The filter operates on tool name + JSON args. It does NOT depend on any specific [LlmClient] impl — works under Anthropic, OpenAI, MiniMax, Gemini, DeepSeek, or any future provider that implements the trait. Tool names are canonical nexo strings (tool_filter::tool_names::*); provider clients translate to/from native wire formats.

The filter expects flat top-level args.
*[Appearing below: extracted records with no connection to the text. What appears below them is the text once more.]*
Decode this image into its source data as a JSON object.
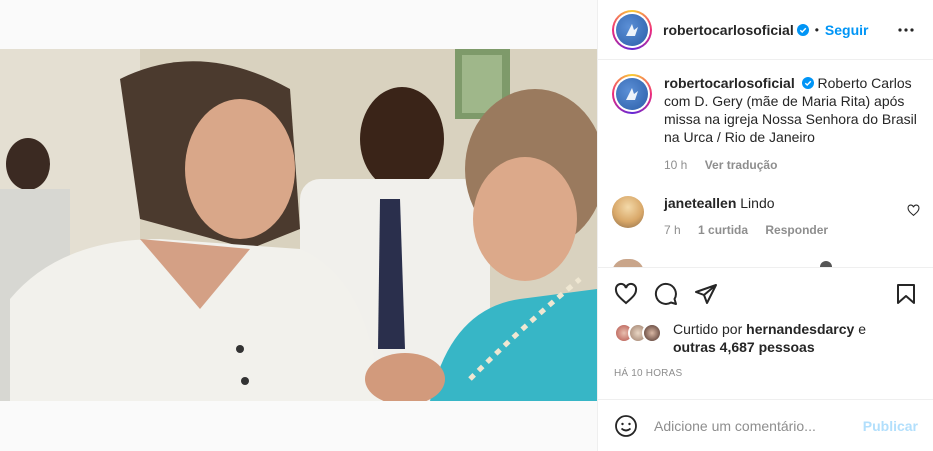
{
  "post": {
    "username": "robertocarlosoficial",
    "follow_label": "Seguir",
    "separator": "•",
    "caption": "Roberto Carlos com D. Gery (mãe de Maria Rita) após missa na igreja Nossa Senhora do Brasil na Urca / Rio de Janeiro",
    "caption_age": "10 h",
    "see_translation": "Ver tradução",
    "likes_prefix": "Curtido por ",
    "likes_user": "hernandesdarcy",
    "likes_mid": " e",
    "likes_others": "outras 4,687 pessoas",
    "timestamp": "HÁ 10 HORAS"
  },
  "comments": [
    {
      "username": "janeteallen",
      "text": "Lindo",
      "age": "7 h",
      "likes": "1 curtida",
      "reply_label": "Responder"
    }
  ],
  "add_comment": {
    "placeholder": "Adicione um comentário...",
    "publish_label": "Publicar"
  },
  "colors": {
    "accent": "#0095f6",
    "publish_disabled": "#b2dffc",
    "muted": "#8e8e8e",
    "text": "#262626"
  },
  "icons": [
    "more-icon",
    "verified-icon",
    "heart-icon",
    "comment-icon",
    "share-icon",
    "bookmark-icon",
    "emoji-icon"
  ]
}
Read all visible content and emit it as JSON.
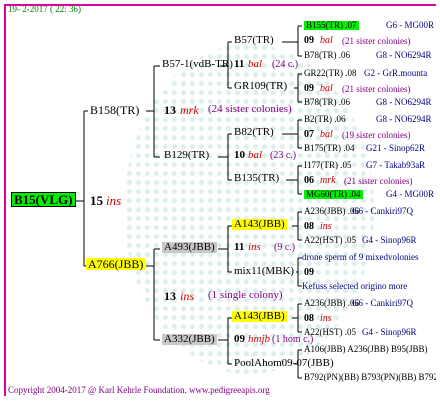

If a provider client wraps args in a nested envelope (e.g. {"arguments": {...}}), the client MUST unwrap before dispatch — the filter denies nested shapes explicitly so a missing unwrap surfaces immediately.

Example

#![allow(unused)]
fn main() {
use std::sync::Arc;
use nexo_fork::{
    AutoMemFilter, DefaultForkSubagent, DelegateMode, ForkParams,
    ForkSubagent, QuerySource, CacheSafeParams,
};

let memory_dir = std::path::PathBuf::from("/var/lib/nexo/memory/agent_a");
std::fs::create_dir_all(&memory_dir)?;
let filter = Arc::new(AutoMemFilter::new(&memory_dir)?);

let handle = DefaultForkSubagent::new()
    .fork(ForkParams {
        parent_ctx,
        llm,
        tool_dispatcher,
        prompt_messages: vec![/* /dream prompt */],
        cache_safe: CacheSafeParams::from_parent_request(&parent_request),
        tool_filter: filter,           // ← whitelist applied here
        query_source: QuerySource::AutoDream,
        fork_label: "auto_dream".into(),
        overrides: None,
        max_turns: 30,
        on_message: None,
        skip_transcript: true,
        mode: DelegateMode::ForkAndForget,
        timeout: std::time::Duration::from_secs(300),
        external_abort: None,
    })
    .await?;
}

Cross-process forks

Out of scope for 80.19. When Phase 32 multi-host orchestration lands, a NatsForkSubagent impl will publish on agent.fork.<run_id>.events so a fork can run on a remote daemon sharing the parent's prompt cache via the upstream LLM provider's cache plane.